In the past two weeks there have been three occasions in English football where the rule over the two-footed tackle has been challenged to its core, losing any of the consistency that was there in the first place. From the terraces and by watching the sport on television at home, it's clear to see that the game has almost become bubble-wrapped, the players becoming evermore protected following horrific challenges that we have seen in previous seasons.



Leg breaks from the past ten years include the likes of Aaron Ramsey, Eduardo and Alf-Inge Haaland in 2001. Of those challenges all three perpetrators (Martin Taylor, Ryan Shawcross and Roy Keane) were sent off, but only one tackle (Keane's) had an element of malice.

The softening of the game has correlated with the rising number of cards shown in each game. Ex-referee and PFA official Dermot Gallagher claimed he would've sent four players off whilst reviewing a previous FA Cup final a few years ago.

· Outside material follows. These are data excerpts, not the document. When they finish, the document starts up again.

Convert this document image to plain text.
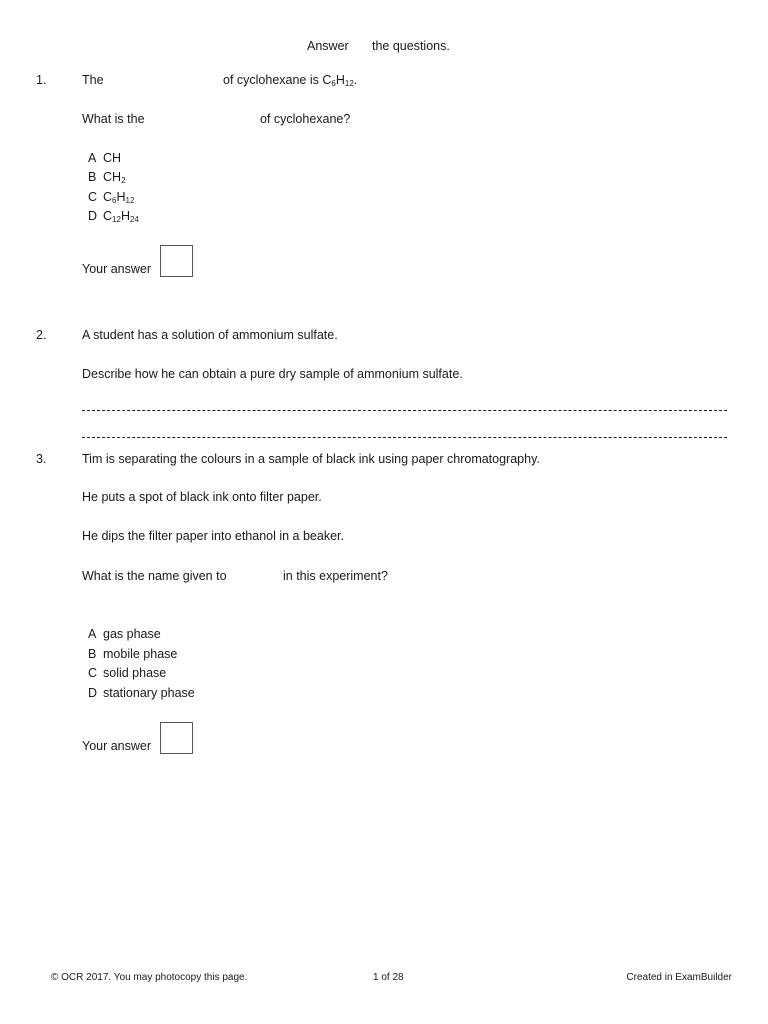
Answer the questions.
1.	The	of cyclohexane is $C_6H_{12}$.
What is the	of cyclohexane?
A CH
B $CH_2$
C $C_6H_{12}$
D $C_{12}H_{24}$
Your answer
2.	A student has a solution of ammonium sulfate.
Describe how he can obtain a pure dry sample of ammonium sulfate.
3.	Tim is separating the colours in a sample of black ink using paper chromatography.
He puts a spot of black ink onto filter paper.
He dips the filter paper into ethanol in a beaker.
What is the name given to	in this experiment?
A gas phase
B mobile phase
C solid phase
D stationary phase
Your answer
© OCR 2017. You may photocopy this page.	1 of 28	Created in ExamBuilder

Of course, nobody wants to see somebody sent off as on most occasions it kills the game.

Three tackles spring to mind in the past couple of weeks which could have had effects as serious as the the leg-breaking challenges mentioned above. Factors differ from winning possession from the tackle and studs getting caught in the ground, as was Eduardo's downfall.

Out of the three recent tackles in question, only Frank Lampard's tackle on Adam Hammill in the first half of Chelsea's match at Molineux on January 2nd was punished, and only with a yellow card by referee Peter Walton. Wolves went on to lose in the dying minutes thanks to, ironically, a Frank Lampard goal. The only debate held should be why didn't Walton send Lampard off? Lampard didn't win the ball, he was off the ground when he lunged at Hammill and caught him on the shin, a tackle similar to Martin Taylor's against Eduardo in February 2008 where the Croatian striker infamously broke his leg.

 

The challenge that has perhaps hogged a little more of the limelight than the other two was the Vincent Kompany challenge on Nani. This is almost certainly due to the magnitude of the match and the fact that it was blatantly obvious that it wasn't a red card. Nani didn't flinch and the fact that Kompany didn't leave the ground and got the ball gives City manager Roberto Mancini the right to be infuriated with Chris Foy as the decision ultimately cost City the match and their place in the FA Cup. It left a gaping hole in the City backline, and they found themselves 3-0 down by half-time.

Kompany's challenge was well-timed, couldn't have hurt Nani in any way and watching the replays back, Chris Foy will be looking back with regret. In such a high profile match and with so much at stake, the fact that the FA didn't rescind the red card shows that they were backed in a corner to defend the referee. The Belgian defender misses four matches, including both legs of the Carling Cup semi-final the first of which City have already lost.
Maybe, instead of defending their referees, the FA should clamp down on the officials instead of making examples of players. The level of consistency is not even close to being good enough. This decision has been inflamed somewhat by the controversy surrounding the City's Carling Cup semi-final first leg 1-0 defeat to Liverpool at the Etihad. A third referee comes into the equation as Lee Mason failed to spot foul in Glen Johnson's tackle on Joleon Lescott as a foul.

Undoubtedly, as claimed by Mancini, the tackle was worse than Kompany's on Sunday. Yes, Johnson got the ball in the tackle but the nature that the English full-back went about it was totally wrong, he left the air and clearly to most in attendance left the ground with both his feet.

Mancini was then confronted by Steven Gerrard in the middle of his press interview, with the Liverpool midfielder claiming the City boss was trying to get Johnson sent off by waving an imaginary card. Gerrard also backed up his fellow England colleague, claiming that Mancini was contradicting himself having complained that Wayne Rooney was trying to get Kompany sent off on Sunday.

If there is to be no rule change with the officials then a level of consistency needs to be applied by all of the top-flight referees. The fact that three separate officials failed to spot the right decision for all three of these tackles makes it ever the more damning for the profession of referees. The PFA need to implement something sooner than later.